Face aux urgentistes, Agnès Buzyn a d'abord rappelé ce jeudi avoir déjà œuvré pour améliorer le quotidien des hospitaliers en augmentant les tarifs en 2019, « la première hausse depuis dix ans ». Mais ayant conscience que ce signal n'est pas suffisant, pressée aussi par le syndicat SAMU-Urgences de France de prendre des mesures immédiates, la locataire de Ségur a annoncé plusieurs dispositions, faisant elle aussi le constat d'urgences « en détresse ».
Côté financier, la ministre a promis « l'homogénéisation » de la prime individuelle de risque pour le personnel paramédical.

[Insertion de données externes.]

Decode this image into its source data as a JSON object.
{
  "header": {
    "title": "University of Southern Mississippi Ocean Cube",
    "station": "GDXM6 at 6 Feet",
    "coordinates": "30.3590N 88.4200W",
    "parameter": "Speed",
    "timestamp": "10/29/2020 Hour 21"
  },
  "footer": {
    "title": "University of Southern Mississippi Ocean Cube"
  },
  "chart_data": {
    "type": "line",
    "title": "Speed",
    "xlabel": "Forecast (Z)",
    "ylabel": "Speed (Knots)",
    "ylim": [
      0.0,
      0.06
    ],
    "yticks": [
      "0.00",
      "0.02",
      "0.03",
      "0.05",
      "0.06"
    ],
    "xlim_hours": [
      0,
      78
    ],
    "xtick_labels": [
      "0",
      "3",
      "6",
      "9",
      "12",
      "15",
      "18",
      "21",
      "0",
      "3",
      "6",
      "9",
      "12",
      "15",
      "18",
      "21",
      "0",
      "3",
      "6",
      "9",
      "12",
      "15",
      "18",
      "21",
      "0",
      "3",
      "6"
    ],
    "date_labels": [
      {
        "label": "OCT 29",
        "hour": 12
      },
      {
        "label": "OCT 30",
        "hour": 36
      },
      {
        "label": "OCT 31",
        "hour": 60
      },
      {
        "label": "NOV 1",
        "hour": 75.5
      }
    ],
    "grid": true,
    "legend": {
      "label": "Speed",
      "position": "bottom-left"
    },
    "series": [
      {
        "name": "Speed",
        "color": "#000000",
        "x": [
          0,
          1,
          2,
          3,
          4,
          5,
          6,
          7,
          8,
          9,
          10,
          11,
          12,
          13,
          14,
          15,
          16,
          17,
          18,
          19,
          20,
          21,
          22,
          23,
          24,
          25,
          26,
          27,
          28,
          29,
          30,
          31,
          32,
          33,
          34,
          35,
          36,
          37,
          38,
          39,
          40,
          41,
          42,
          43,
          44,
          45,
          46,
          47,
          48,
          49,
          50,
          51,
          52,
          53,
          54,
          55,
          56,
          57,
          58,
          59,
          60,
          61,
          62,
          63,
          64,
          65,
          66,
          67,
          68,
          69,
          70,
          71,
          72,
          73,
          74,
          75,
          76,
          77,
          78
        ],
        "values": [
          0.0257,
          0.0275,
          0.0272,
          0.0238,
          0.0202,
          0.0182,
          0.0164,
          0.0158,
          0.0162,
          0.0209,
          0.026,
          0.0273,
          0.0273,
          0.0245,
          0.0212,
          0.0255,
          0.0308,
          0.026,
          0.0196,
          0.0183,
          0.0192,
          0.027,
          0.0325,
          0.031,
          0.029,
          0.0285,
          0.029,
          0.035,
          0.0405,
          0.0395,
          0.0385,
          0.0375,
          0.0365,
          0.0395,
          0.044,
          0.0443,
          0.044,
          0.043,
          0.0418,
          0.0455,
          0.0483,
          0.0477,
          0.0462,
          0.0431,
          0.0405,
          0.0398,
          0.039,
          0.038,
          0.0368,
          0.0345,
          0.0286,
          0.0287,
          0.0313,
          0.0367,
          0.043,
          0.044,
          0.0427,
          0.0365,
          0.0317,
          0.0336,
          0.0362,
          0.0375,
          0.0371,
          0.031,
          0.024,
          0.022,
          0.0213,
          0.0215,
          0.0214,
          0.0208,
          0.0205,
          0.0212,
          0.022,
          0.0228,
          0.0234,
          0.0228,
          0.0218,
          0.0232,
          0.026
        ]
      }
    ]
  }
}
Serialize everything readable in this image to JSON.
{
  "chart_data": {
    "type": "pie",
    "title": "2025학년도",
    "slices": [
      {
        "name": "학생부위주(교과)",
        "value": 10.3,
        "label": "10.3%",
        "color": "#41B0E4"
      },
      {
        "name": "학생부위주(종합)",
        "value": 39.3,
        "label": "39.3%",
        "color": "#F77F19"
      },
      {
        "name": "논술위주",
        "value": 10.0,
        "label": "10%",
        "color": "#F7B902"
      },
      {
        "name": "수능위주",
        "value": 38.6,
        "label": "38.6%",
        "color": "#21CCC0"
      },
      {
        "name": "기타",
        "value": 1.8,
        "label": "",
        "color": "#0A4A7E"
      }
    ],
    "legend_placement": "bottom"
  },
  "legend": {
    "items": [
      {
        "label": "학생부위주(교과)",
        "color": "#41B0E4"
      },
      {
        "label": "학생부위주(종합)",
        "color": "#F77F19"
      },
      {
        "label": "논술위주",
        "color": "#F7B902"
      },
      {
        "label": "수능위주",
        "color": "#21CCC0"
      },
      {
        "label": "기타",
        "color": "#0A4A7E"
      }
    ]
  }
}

Créé en 2000, cette prime de 97,69 euros brut par mois s'adresse au départ aux soignants des structures psychiatriques ou exerçant en établissements pénitentiaires. « Cette prime n’est pas portée partout à son juste niveau, des inégalités existent entre hôpitaux pour des situations pourtant analogues », a admis la ministre. Cette aide sera désormais « mobilisée partout où cela est justifié » a-t-elle insisté, évoquant un engagement moral indispensable vis-à-vis de ceux qui soignent « en assumant cette part de risque ». En avril déjà, pour calmer la colère des personnels des urgences de l'Assistance publique – Hôpitaux de Paris (AP-HP), le directeur général Martin Hirsch avait annoncé le relèvement de cette prime dans le CHU francilien de 5,76 euros par mois à « environ 60 ».

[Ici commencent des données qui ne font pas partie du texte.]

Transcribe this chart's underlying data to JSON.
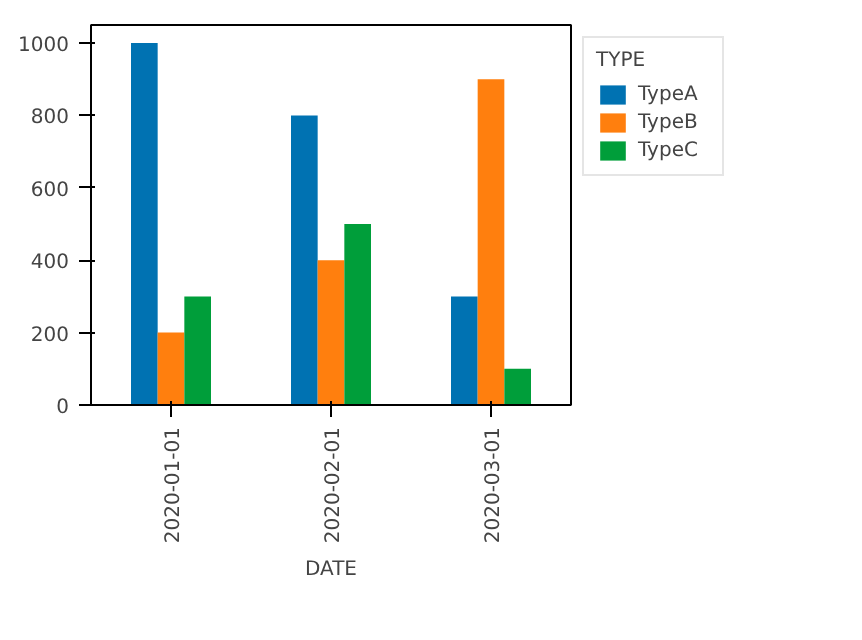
{
  "chart_data": {
    "type": "bar",
    "xlabel": "DATE",
    "legend_title": "TYPE",
    "categories": [
      "2020-01-01",
      "2020-02-01",
      "2020-03-01"
    ],
    "series": [
      {
        "name": "TypeA",
        "color": "#0072b2",
        "values": [
          1000,
          800,
          300
        ]
      },
      {
        "name": "TypeB",
        "color": "#ff7f0e",
        "values": [
          200,
          400,
          900
        ]
      },
      {
        "name": "TypeC",
        "color": "#009e3a",
        "values": [
          300,
          500,
          100
        ]
      }
    ],
    "ylim": [
      0,
      1050
    ],
    "yticks": [
      0,
      200,
      400,
      600,
      800,
      1000
    ],
    "grid": false,
    "legend": "right"
  }
}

Délégations : un bonus pour les paramédicaux
En parallèle, la ministre a annoncé la création d'une « nouvelle prime de coopération » à l'intention des paramédicaux, dont le montant reste à définir. Le principe : grâce à de nouveaux protocoles de coopération, prévus dans la loi de santé, « les médecins peuvent déléguer aux paramédicaux de leurs équipes des tâches qui leur étaient jusque-là réservées ». Cette « opportunité nouvelle [est] à la fois porteuse de solutions de fond pour fluidifier les prises en charge [c'est] une formidable occasion de reconnaître tous les talents d'une équipe », a plaidé Agnès Buzyn.

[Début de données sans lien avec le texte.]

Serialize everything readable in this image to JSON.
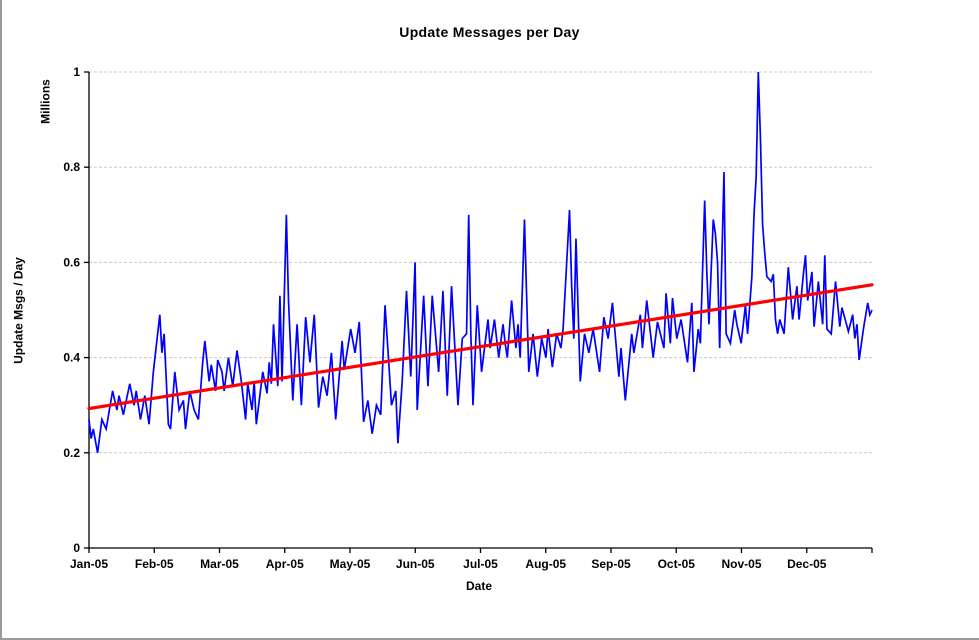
{
  "colors": {
    "background": "#ffffff",
    "page_edge": "#9a9a9a",
    "gridline": "#c9c9c9",
    "axis": "#000000",
    "series_line": "#0000ff",
    "trend_line": "#ff0000",
    "text": "#000000"
  },
  "chart_data": {
    "type": "line",
    "title": "Update Messages per Day",
    "xlabel": "Date",
    "ylabel": "Update Msgs / Day",
    "y_unit_label": "Millions",
    "x_tick_labels": [
      "Jan-05",
      "Feb-05",
      "Mar-05",
      "Apr-05",
      "May-05",
      "Jun-05",
      "Jul-05",
      "Aug-05",
      "Sep-05",
      "Oct-05",
      "Nov-05",
      "Dec-05"
    ],
    "y_ticks": [
      0,
      0.2,
      0.4,
      0.6,
      0.8,
      1
    ],
    "ylim": [
      0,
      1
    ],
    "x_days_range": [
      0,
      365
    ],
    "grid": "horizontal-dashed",
    "legend": "none",
    "series": [
      {
        "id": "daily-update-messages",
        "color": "#0000ff",
        "points": [
          [
            0,
            0.27
          ],
          [
            1,
            0.23
          ],
          [
            2,
            0.25
          ],
          [
            4,
            0.2
          ],
          [
            6,
            0.27
          ],
          [
            8,
            0.25
          ],
          [
            11,
            0.33
          ],
          [
            13,
            0.29
          ],
          [
            14,
            0.32
          ],
          [
            16,
            0.28
          ],
          [
            19,
            0.345
          ],
          [
            21,
            0.3
          ],
          [
            22,
            0.33
          ],
          [
            24,
            0.27
          ],
          [
            26,
            0.32
          ],
          [
            28,
            0.26
          ],
          [
            30,
            0.37
          ],
          [
            33,
            0.49
          ],
          [
            34,
            0.41
          ],
          [
            35,
            0.45
          ],
          [
            37,
            0.26
          ],
          [
            38,
            0.25
          ],
          [
            40,
            0.37
          ],
          [
            42,
            0.29
          ],
          [
            44,
            0.31
          ],
          [
            45,
            0.25
          ],
          [
            47,
            0.33
          ],
          [
            49,
            0.29
          ],
          [
            51,
            0.27
          ],
          [
            53,
            0.39
          ],
          [
            54,
            0.435
          ],
          [
            56,
            0.35
          ],
          [
            57,
            0.385
          ],
          [
            59,
            0.33
          ],
          [
            60,
            0.395
          ],
          [
            62,
            0.37
          ],
          [
            63,
            0.33
          ],
          [
            65,
            0.4
          ],
          [
            67,
            0.34
          ],
          [
            69,
            0.415
          ],
          [
            71,
            0.35
          ],
          [
            73,
            0.27
          ],
          [
            74,
            0.345
          ],
          [
            76,
            0.29
          ],
          [
            77,
            0.35
          ],
          [
            78,
            0.26
          ],
          [
            81,
            0.37
          ],
          [
            83,
            0.325
          ],
          [
            84,
            0.39
          ],
          [
            85,
            0.345
          ],
          [
            86,
            0.47
          ],
          [
            88,
            0.34
          ],
          [
            89,
            0.53
          ],
          [
            90,
            0.35
          ],
          [
            92,
            0.7
          ],
          [
            93,
            0.52
          ],
          [
            95,
            0.31
          ],
          [
            97,
            0.47
          ],
          [
            99,
            0.3
          ],
          [
            101,
            0.485
          ],
          [
            103,
            0.39
          ],
          [
            105,
            0.49
          ],
          [
            107,
            0.295
          ],
          [
            109,
            0.36
          ],
          [
            111,
            0.32
          ],
          [
            113,
            0.41
          ],
          [
            115,
            0.27
          ],
          [
            118,
            0.435
          ],
          [
            119,
            0.375
          ],
          [
            122,
            0.46
          ],
          [
            124,
            0.41
          ],
          [
            126,
            0.475
          ],
          [
            128,
            0.265
          ],
          [
            130,
            0.31
          ],
          [
            132,
            0.24
          ],
          [
            134,
            0.3
          ],
          [
            136,
            0.28
          ],
          [
            138,
            0.51
          ],
          [
            139,
            0.44
          ],
          [
            141,
            0.3
          ],
          [
            143,
            0.33
          ],
          [
            144,
            0.22
          ],
          [
            146,
            0.35
          ],
          [
            148,
            0.54
          ],
          [
            150,
            0.36
          ],
          [
            152,
            0.6
          ],
          [
            153,
            0.29
          ],
          [
            156,
            0.53
          ],
          [
            158,
            0.34
          ],
          [
            160,
            0.53
          ],
          [
            163,
            0.37
          ],
          [
            165,
            0.54
          ],
          [
            167,
            0.32
          ],
          [
            169,
            0.55
          ],
          [
            172,
            0.3
          ],
          [
            174,
            0.44
          ],
          [
            176,
            0.45
          ],
          [
            177,
            0.7
          ],
          [
            178,
            0.45
          ],
          [
            179,
            0.3
          ],
          [
            181,
            0.51
          ],
          [
            183,
            0.37
          ],
          [
            186,
            0.48
          ],
          [
            187,
            0.42
          ],
          [
            189,
            0.48
          ],
          [
            191,
            0.4
          ],
          [
            193,
            0.47
          ],
          [
            194,
            0.43
          ],
          [
            195,
            0.4
          ],
          [
            197,
            0.52
          ],
          [
            199,
            0.42
          ],
          [
            200,
            0.47
          ],
          [
            201,
            0.4
          ],
          [
            203,
            0.69
          ],
          [
            205,
            0.37
          ],
          [
            207,
            0.45
          ],
          [
            209,
            0.36
          ],
          [
            211,
            0.44
          ],
          [
            213,
            0.4
          ],
          [
            214,
            0.46
          ],
          [
            216,
            0.38
          ],
          [
            218,
            0.45
          ],
          [
            220,
            0.42
          ],
          [
            221,
            0.46
          ],
          [
            224,
            0.71
          ],
          [
            225,
            0.55
          ],
          [
            226,
            0.44
          ],
          [
            227,
            0.65
          ],
          [
            229,
            0.35
          ],
          [
            231,
            0.45
          ],
          [
            233,
            0.41
          ],
          [
            235,
            0.46
          ],
          [
            237,
            0.4
          ],
          [
            238,
            0.37
          ],
          [
            240,
            0.485
          ],
          [
            242,
            0.44
          ],
          [
            244,
            0.515
          ],
          [
            247,
            0.36
          ],
          [
            248,
            0.42
          ],
          [
            250,
            0.31
          ],
          [
            253,
            0.45
          ],
          [
            254,
            0.41
          ],
          [
            257,
            0.49
          ],
          [
            258,
            0.42
          ],
          [
            260,
            0.52
          ],
          [
            263,
            0.4
          ],
          [
            265,
            0.475
          ],
          [
            268,
            0.42
          ],
          [
            269,
            0.535
          ],
          [
            271,
            0.43
          ],
          [
            272,
            0.525
          ],
          [
            274,
            0.44
          ],
          [
            276,
            0.48
          ],
          [
            279,
            0.39
          ],
          [
            281,
            0.515
          ],
          [
            282,
            0.37
          ],
          [
            284,
            0.46
          ],
          [
            285,
            0.43
          ],
          [
            287,
            0.73
          ],
          [
            288,
            0.58
          ],
          [
            289,
            0.47
          ],
          [
            291,
            0.69
          ],
          [
            292,
            0.66
          ],
          [
            293,
            0.6
          ],
          [
            294,
            0.42
          ],
          [
            296,
            0.79
          ],
          [
            297,
            0.45
          ],
          [
            299,
            0.43
          ],
          [
            301,
            0.5
          ],
          [
            302,
            0.47
          ],
          [
            304,
            0.43
          ],
          [
            306,
            0.51
          ],
          [
            307,
            0.45
          ],
          [
            309,
            0.57
          ],
          [
            310,
            0.7
          ],
          [
            311,
            0.78
          ],
          [
            312,
            1.0
          ],
          [
            313,
            0.86
          ],
          [
            314,
            0.68
          ],
          [
            315,
            0.62
          ],
          [
            316,
            0.57
          ],
          [
            318,
            0.56
          ],
          [
            319,
            0.575
          ],
          [
            320,
            0.48
          ],
          [
            321,
            0.45
          ],
          [
            322,
            0.48
          ],
          [
            324,
            0.45
          ],
          [
            326,
            0.59
          ],
          [
            328,
            0.48
          ],
          [
            330,
            0.55
          ],
          [
            331,
            0.48
          ],
          [
            333,
            0.575
          ],
          [
            334,
            0.615
          ],
          [
            335,
            0.52
          ],
          [
            337,
            0.58
          ],
          [
            338,
            0.465
          ],
          [
            340,
            0.56
          ],
          [
            342,
            0.47
          ],
          [
            343,
            0.615
          ],
          [
            344,
            0.46
          ],
          [
            346,
            0.45
          ],
          [
            348,
            0.56
          ],
          [
            350,
            0.465
          ],
          [
            351,
            0.505
          ],
          [
            354,
            0.455
          ],
          [
            356,
            0.49
          ],
          [
            357,
            0.44
          ],
          [
            358,
            0.47
          ],
          [
            359,
            0.395
          ],
          [
            361,
            0.46
          ],
          [
            363,
            0.515
          ],
          [
            364,
            0.49
          ],
          [
            365,
            0.5
          ]
        ]
      },
      {
        "id": "linear-trend",
        "color": "#ff0000",
        "points": [
          [
            0,
            0.293
          ],
          [
            365,
            0.553
          ]
        ]
      }
    ]
  }
}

Par ailleurs, toujours sans définir d'enveloppe financière, Agnès Buzyn a assuré que chaque agence régionale de santé (ARS) devra apporter son « soutien aux hôpitaux qui traversent des épisodes de tension ». « Il faut leur donner les moyens, sans délai, de rétablir des conditions de travail décentes pour les équipes », a-t-elle martelé. Cette ambition se concrétisera par un « fléchage » de crédits spécifiques à attribuer aux hôpitaux en cas d'augmentation « très importante » de l'activité dans les services d'urgences.
« Je ne veux plus voir de services d'urgences vétustes »
Agnès Buzyn décide aussi de mobiliser les ARS pour engager des « travaux de rénovation architecturale » dans les services d'urgences où les besoins se font sentir. Il s'agit à la fois d'améliorer la qualité de l'accueil de patients et les conditions de travail des personnels hospitaliers. « Je ne veux plus voir des services d'urgences vétustes, il n'est plus admissible d'être en retard dans les travaux de rénovation », s'est-elle agacée, évoquant même l'image inacceptable de « peintures défraîchies ou en lambeaux ». « Travailler dans des locaux modernes et propres, c'est bien la moindre des choses », a-t-elle souligné.
Au-delà de ces mesures de court terme, la ministre a confié une mission nationale de refondation des urgences au Pr Pierre Carli (président du Conseil national de l'urgence hospitalière) et au député (LREM) Thomas Mesnier. Ces deux experts devront rendre leur rapport en novembre 2019 « sans tabous, sans réticences ». Il s'agit à la fois d'objectiver la situation actuelle (typologie de structures d'urgences en fonction de leur activité, difficultés de recrutement), d'analyser l'organisation des transports sanitaires ou encore d'identifier les travaux supplémentaires à mener notamment en termes d'information et de « responsabilisation de la population » et d'articulation avec la médecine de ville.
Enfin, la ministre recevra les urgentistes à la mi-juin lors d'une réunion de préparation à la période estivale, « souvent critique pour les services d'urgences ».